Spirited Away (Japanese: 千と千尋の神隠し, Hepburn: Sen to Chihiro no Kamikakushi, "Sen and Chihiro's Spiriting Away") is a 2001 Japanese animated fantasy film written and directed by Hayao Miyazaki and produced by Studio Ghibli. The film stars Rumi Hiiragi, Miyu Irino, Mari Natsuki, Takeshi Naito, Yasuko Sawaguchi, Tsunehiko Kamijō, Takehiko Ono, and Bunta Sugawara, and tells the story of Chihiro Ogino (Hiiragi), a sullen ten-year-old girl who, while moving to a new neighborhood, enters the spirit world. After her parents are transformed into pigs by the witch Yubaba (Natsuki), Chihiro takes a job working in Yubaba's bathhouse to find a way to free herself and her parents and return to the human world.
Miyazaki wrote the script after he decided the film would be based on the 10-year-old daughter of his friend, associate producer Seiji Okuda, who came to visit his house each summer. At the time, Miyazaki was developing two personal projects, but they were rejected. With a budget of US$19 million, production of Spirited Away began in 2000. During production, Miyazaki realized the film would be over three hours long and decided to cut out several parts of the story. Pixar director John Lasseter, a fan of Miyazaki, was approached by Walt Disney Pictures to supervise an English-language translation for the film's North American release. Lasseter hired Kirk Wise as director and Donald W. Ernst as producer of the adaptation. Screenwriters Cindy Davis Hewitt and Donald H. Hewitt wrote the English-language dialogue, which they wrote to match the characters' original Japanese-language lip movements.
The film was theatrically released in Japan on 20 July 2001 by distributor Toho, and became the most successful film in Japanese history, grossing over $289 million worldwide and receiving widespread critical acclaim.
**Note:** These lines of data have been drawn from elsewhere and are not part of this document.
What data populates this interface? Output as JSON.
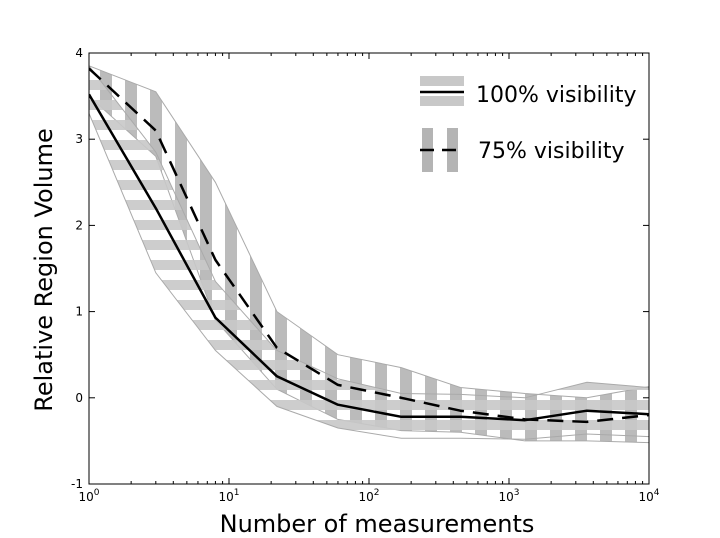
{
  "chart_data": {
    "type": "line",
    "title": "",
    "xlabel": "Number of measurements",
    "ylabel": "Relative Region Volume",
    "xscale": "log",
    "xlim": [
      1,
      10000
    ],
    "ylim": [
      -1,
      4
    ],
    "x_ticks": [
      {
        "base": "10",
        "exp": "0",
        "value": 1
      },
      {
        "base": "10",
        "exp": "1",
        "value": 10
      },
      {
        "base": "10",
        "exp": "2",
        "value": 100
      },
      {
        "base": "10",
        "exp": "3",
        "value": 1000
      },
      {
        "base": "10",
        "exp": "4",
        "value": 10000
      }
    ],
    "y_ticks": [
      "-1",
      "0",
      "1",
      "2",
      "3",
      "4"
    ],
    "legend_position": "top-right",
    "series": [
      {
        "name": "100% visibility",
        "line_style": "solid",
        "band_pattern": "horizontal-stripes",
        "x": [
          1,
          3,
          8,
          22,
          60,
          170,
          450,
          1300,
          3600,
          10000
        ],
        "values": [
          3.52,
          2.2,
          0.93,
          0.25,
          -0.08,
          -0.22,
          -0.22,
          -0.26,
          -0.15,
          -0.19
        ],
        "upper": [
          3.85,
          2.85,
          1.35,
          0.55,
          0.22,
          0.05,
          0.04,
          0.0,
          0.18,
          0.12
        ],
        "lower": [
          3.3,
          1.45,
          0.55,
          -0.1,
          -0.35,
          -0.47,
          -0.47,
          -0.48,
          -0.42,
          -0.45
        ]
      },
      {
        "name": "75% visibility",
        "line_style": "dashed",
        "band_pattern": "vertical-stripes",
        "x": [
          1,
          3,
          8,
          22,
          60,
          170,
          450,
          1300,
          3600,
          10000
        ],
        "values": [
          3.82,
          3.1,
          1.6,
          0.58,
          0.15,
          0.0,
          -0.15,
          -0.25,
          -0.28,
          -0.2
        ],
        "upper": [
          3.85,
          3.55,
          2.5,
          1.0,
          0.5,
          0.35,
          0.12,
          0.05,
          0.0,
          0.13
        ],
        "lower": [
          3.5,
          2.8,
          0.9,
          0.1,
          -0.25,
          -0.38,
          -0.4,
          -0.5,
          -0.5,
          -0.52
        ]
      }
    ]
  }
}
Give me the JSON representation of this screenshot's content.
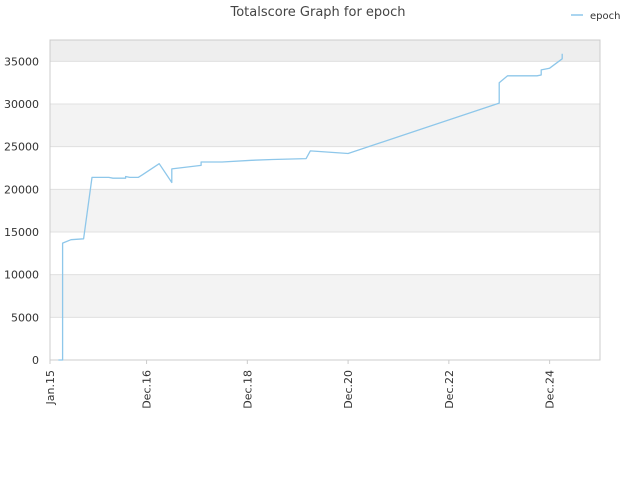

The film overtook Titanic (at the time the top-grossing film worldwide) in the Japanese box office to become the highest-grossing film in Japanese history with a ¥30.4 billion total. Spirited Away is frequently ranked among the greatest animated films. It won the Academy Award for Best Animated Feature at the 75th Academy Awards, making it the only hand drawn animated film and Japanese animated film to win best animated film; the Golden Bear at the 2002 Berlin International Film Festival, tied with Bloody Sunday; and is on the British Film Institute's list of "Top fifty films for children up to the age of 14".
In 2016, it was voted the fourth best film of the 21st century as picked by 177 film critics from around the world.